The only thing to expand on the headache the OP has said is that "my DD has had recurrent headaches and one resulting in a migraine recently". So I'm not sure why you think this was anything worse than a bit of headache. Having one migraine ever doesn't make all your headaches (even if recurrent) magically awful.

I'm very sympathetic to my kids when they are actually ill. A minor headache is something you need to crack on with.

I've never disagreed with my kids' school's assessment of their health.

Dramatical · 21/03/2019 21:00

Why do people confuse caring with pandering. Honestly, collecting a child from school who feels unwell, even if it is 'just' a headache, is not pandering.
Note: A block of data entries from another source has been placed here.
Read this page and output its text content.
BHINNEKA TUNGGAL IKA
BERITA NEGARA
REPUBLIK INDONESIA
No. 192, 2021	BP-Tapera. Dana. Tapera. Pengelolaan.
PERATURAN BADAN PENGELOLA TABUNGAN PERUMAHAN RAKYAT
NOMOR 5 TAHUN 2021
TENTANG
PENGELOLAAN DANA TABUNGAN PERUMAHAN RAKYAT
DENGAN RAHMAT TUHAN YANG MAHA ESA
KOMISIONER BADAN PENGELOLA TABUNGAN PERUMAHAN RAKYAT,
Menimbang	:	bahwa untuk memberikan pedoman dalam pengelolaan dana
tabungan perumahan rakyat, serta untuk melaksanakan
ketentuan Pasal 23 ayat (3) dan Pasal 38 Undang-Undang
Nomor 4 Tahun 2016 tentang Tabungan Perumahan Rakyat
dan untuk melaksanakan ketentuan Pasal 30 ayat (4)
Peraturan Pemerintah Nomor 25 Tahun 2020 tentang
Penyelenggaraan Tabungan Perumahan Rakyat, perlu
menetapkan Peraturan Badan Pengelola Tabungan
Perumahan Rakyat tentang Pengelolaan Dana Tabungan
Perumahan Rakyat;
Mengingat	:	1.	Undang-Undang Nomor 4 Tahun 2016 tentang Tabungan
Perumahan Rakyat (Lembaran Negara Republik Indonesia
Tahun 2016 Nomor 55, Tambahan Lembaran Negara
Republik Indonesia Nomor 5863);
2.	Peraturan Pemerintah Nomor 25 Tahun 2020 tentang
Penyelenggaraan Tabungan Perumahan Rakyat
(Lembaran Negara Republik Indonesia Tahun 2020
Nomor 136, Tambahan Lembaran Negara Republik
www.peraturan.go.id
People seem to think, not just on this thread but generally on here, that we should all leave our children to suffer various things, so we are not 'pandering'

I go with the pretty normal understanding approach 🤷🏻‍♀️

PCohle · 21/03/2019 21:09

But if the school had already given pain killers what more would you do at home?

Do people genuinely come home from work to what, lie in a darkened room for a normal headache (not a migraine)? Would that actually make you feel better rather than cracking on with your day and distracting yourself from your head?

School attendance is important. I only let my kids miss school if they are genuinely too ill to attend (and obviously not infectious).

Good parenting isn't just letting your kids do whatever they fancy and teaching them it's ok to ignore the school if they feel like it.